Wednesday, August 12, 2015

And Now A Word About Women

I've had conversations with some of my male friends and colleagues lately about how we treat women, how we speak about women and rape culture overall. Conversations about looking at things from the perspective of the female demographic which is continuously targeted by a societal programming that ultimately debases, minimizes and disregards women.

I'm so grateful for the thoughtfulness and care these wonderful guys have extended me in these conversations. These men are treasures. They're willing to see things from a point of view that may not be their own inherently by virtue of having had an entirely different life experience in the world. Their open hearts and minds lend a much needed empathy to the kinds of conversations we need to be having in order to move our beautiful collective human story forward.

I'd like to see those wonderful men continue to speak up on this subject because, for me, there is no room in our human story to tolerate or excuse lyrics like this:

“Ain’t no one safe from, non-believers there ain’t none
I even make the bitches I rape cum.”
- Eminem, in Dr. Dre's Medicine Man.

Yes, I get there may be merit to what Dr. Dre is trying to say with the rest of the song but I'm not talking about that. I'm talking about the specific lyrics Eminem contributed and how they pertain to the insidious culture of rape that has too long informed the way women are treated in the world.
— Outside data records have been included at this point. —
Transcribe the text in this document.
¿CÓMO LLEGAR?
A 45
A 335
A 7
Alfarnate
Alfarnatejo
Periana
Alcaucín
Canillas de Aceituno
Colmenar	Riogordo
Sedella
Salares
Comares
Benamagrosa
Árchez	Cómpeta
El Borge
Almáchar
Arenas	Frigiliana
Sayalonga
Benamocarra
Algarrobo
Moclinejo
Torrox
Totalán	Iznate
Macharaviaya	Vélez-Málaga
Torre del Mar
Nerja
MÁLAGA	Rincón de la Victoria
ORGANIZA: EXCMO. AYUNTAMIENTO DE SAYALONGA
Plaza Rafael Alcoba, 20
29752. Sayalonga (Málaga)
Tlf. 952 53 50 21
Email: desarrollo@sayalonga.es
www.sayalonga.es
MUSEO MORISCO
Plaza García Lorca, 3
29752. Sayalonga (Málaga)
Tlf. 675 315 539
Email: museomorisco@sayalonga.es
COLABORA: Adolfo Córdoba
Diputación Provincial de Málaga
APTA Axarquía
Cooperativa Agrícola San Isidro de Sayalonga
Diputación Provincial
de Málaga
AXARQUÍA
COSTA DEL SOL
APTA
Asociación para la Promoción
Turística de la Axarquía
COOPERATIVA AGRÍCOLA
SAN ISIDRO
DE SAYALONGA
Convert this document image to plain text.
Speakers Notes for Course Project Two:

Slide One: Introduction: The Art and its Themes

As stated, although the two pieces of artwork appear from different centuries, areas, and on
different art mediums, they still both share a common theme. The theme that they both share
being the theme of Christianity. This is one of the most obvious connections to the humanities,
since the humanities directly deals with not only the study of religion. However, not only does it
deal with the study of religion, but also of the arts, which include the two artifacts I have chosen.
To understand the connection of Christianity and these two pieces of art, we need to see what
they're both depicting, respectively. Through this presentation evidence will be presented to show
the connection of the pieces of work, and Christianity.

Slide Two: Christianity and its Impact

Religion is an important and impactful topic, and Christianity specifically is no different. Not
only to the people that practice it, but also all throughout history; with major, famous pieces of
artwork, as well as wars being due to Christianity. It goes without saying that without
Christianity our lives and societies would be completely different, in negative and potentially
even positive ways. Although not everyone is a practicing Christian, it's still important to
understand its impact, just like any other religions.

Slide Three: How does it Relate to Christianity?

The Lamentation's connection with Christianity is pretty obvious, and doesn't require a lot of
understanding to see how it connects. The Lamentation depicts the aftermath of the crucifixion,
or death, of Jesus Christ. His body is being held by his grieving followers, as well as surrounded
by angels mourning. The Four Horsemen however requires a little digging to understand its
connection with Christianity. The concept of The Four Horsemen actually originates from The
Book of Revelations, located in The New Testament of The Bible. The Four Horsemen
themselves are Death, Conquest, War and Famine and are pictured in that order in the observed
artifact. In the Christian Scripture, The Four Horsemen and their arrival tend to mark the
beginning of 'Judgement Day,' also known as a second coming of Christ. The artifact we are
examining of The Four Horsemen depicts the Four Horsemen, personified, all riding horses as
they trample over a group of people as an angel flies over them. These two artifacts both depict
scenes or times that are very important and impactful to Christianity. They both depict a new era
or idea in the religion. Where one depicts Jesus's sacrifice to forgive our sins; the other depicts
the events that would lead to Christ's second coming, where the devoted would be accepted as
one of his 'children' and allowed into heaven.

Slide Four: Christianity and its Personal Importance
According to Eminem, women are (still) bitches and he can make them cum by raping them. Lyrically speaking, he seems to take pride in the ability to inflict horrific sexual violence upon women who, according to him, will no doubt climax as a result of his maniacal prowess.

I know this is a song and not his admission. But this isn't the first time he's written material like this about women and rape. And the jury's been in on this for a good long while: WORDS MATTER. If we know words have impact, is this really how we want to be describing women and rape? Those who have suffered through this kind of violence will tell you it's not the sexy experience Eminem portrays it to be.

When I consider recent events, I feel unsettled, friends. I really do. I sit here and wonder why it took forty women to come forward before we were willing to disbelieve one man who said they were all lying. I wonder why a beloved Canadian radio host assaulted and harassed a multitude of women over the years, all while people knew or were advised about it and yet nothing was done to stop him sooner. Bill Cosby, Jian Ghomeshi... The list of manipulative, violent perpetrators goes on. Is it any wonder these individuals got away with their sexual violence for so long when, as a society, we have allowed lyrics and programming that minimize women and rape to become so commonplace?  Can we not see how these specific examples of verbal degradation contribute to the overall minimization of women and their bodies?

I know Eminem has got a huge following. I know this is an uncomfortable topic and I know people don't want to talk about it. I suspect some of you reading this will likely roll your eyes at my words and tell me to relax and not take it so seriously. But until those 200 Nigerian school girls from Chibok who were abducted and likely raped as child brides are rescued and returned to their families; until the Vancouver woman in Strathcona grows back the finger she lost a few months ago when she was brutally raped and attacked in her home at knifepoint in the middle of the day; until women can take charge of their own reproductive health in America without interference from fossilized government representatives and have it covered by health insurance as easily and freely as viagra is made available to men; until First Nations women in this country who have gone missing at an alarming rate are given the reverence and protection they deserve; until women are paid the same as men for doing the same work; until the importance of the female sexual experience is commonly acknowledged as equal to and not less than the sexual experience of men; until magazines stop telling me why I'll never be enough for my husband or how I can make myself more beautiful to keep him, I will go ahead and write them anyway:

WHEN IT COMES TO HOW WE SPEAK ABOUT WOMEN, IT IS TIME TO CHANGE THE DAMN CONVERSATION.

I implore you, don't give Eminem the last word. Don't help him send us back in time. Speak up.

Let's move our human story forward where it belongs.